Milestone Bridge

After you hit forty, official middle age, culturally we designate our milestones through our birthdays, the car we drive, the house we live in, or possibly, bucket lists. I tend to mark my milestones differently as a recent trip to the Oregon Coast underscored. You see, I found myself on the wrong side of a beach divided by a stream just deep enough, and cold enough, to act as a barrier to my crossing to the appropriate side for rock hounding. To journey back to the parking lot to cross a small bridge there would have been to admit defeat and slip in my ability to adapt. Especially since there was a perfectly good slippery log felled across its banks providing a short cut.
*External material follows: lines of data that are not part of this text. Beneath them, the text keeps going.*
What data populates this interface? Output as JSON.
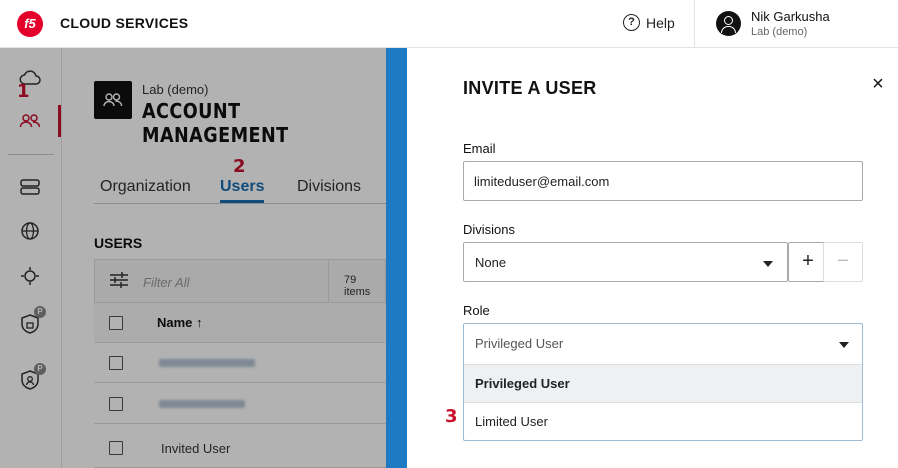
{
  "header": {
    "logo_text": "f5",
    "brand": "CLOUD SERVICES",
    "help_label": "Help",
    "user_name": "Nik Garkusha",
    "user_org": "Lab (demo)"
  },
  "rail": {
    "icons": [
      "cloud-icon",
      "users-icon",
      "servers-icon",
      "globe-icon",
      "bot-defense-icon",
      "lock-shield-icon",
      "person-shield-icon"
    ],
    "badge": "P"
  },
  "annotations": {
    "step1": "1",
    "step2": "2",
    "step3": "3"
  },
  "page": {
    "subtitle": "Lab (demo)",
    "title": "ACCOUNT MANAGEMENT",
    "tabs": [
      {
        "label": "Organization"
      },
      {
        "label": "Users",
        "active": true
      },
      {
        "label": "Divisions"
      }
    ],
    "users_heading": "USERS",
    "filter_placeholder": "Filter All",
    "items_count": "79 items",
    "column_name": "Name ↑",
    "rows": [
      {
        "name": "",
        "redacted": true
      },
      {
        "name": "",
        "redacted": true
      },
      {
        "name": "Invited User"
      }
    ]
  },
  "drawer": {
    "title": "INVITE A USER",
    "close_symbol": "×",
    "email": {
      "label": "Email",
      "value": "limiteduser@email.com"
    },
    "divisions": {
      "label": "Divisions",
      "value": "None",
      "add_symbol": "+",
      "remove_symbol": "−"
    },
    "role": {
      "label": "Role",
      "selected": "Privileged User",
      "options": [
        "Privileged User",
        "Limited User"
      ],
      "highlighted": "Privileged User"
    }
  },
  "colors": {
    "brand_red": "#e4002b",
    "accent_blue": "#1f7ac4",
    "annotation_red": "#c8102e"
  }
}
Crossing such bridges without crawling on all fours, or head plunging into the chilly depths was a tradition for me since I was a boy camping at the age of five. If I were to prove incapable of crossing this bridge, I would indeed have to recognize I were entering the final phase of my life. I hoped to prevent this categorization by hopping on the high end of the log before heading across the barkless, damp surface to my fate. I duck-walked at first, shaking a bit before wobbling two times near the middle. The sound of the water passing underneath increased substantially as I balanced like a tightrope walker. Apparently, volume increases with the level of danger present. I took a deep breath, then charged the last ten feet before jumping onto the bank. For a time at least, I would remain middle-aged.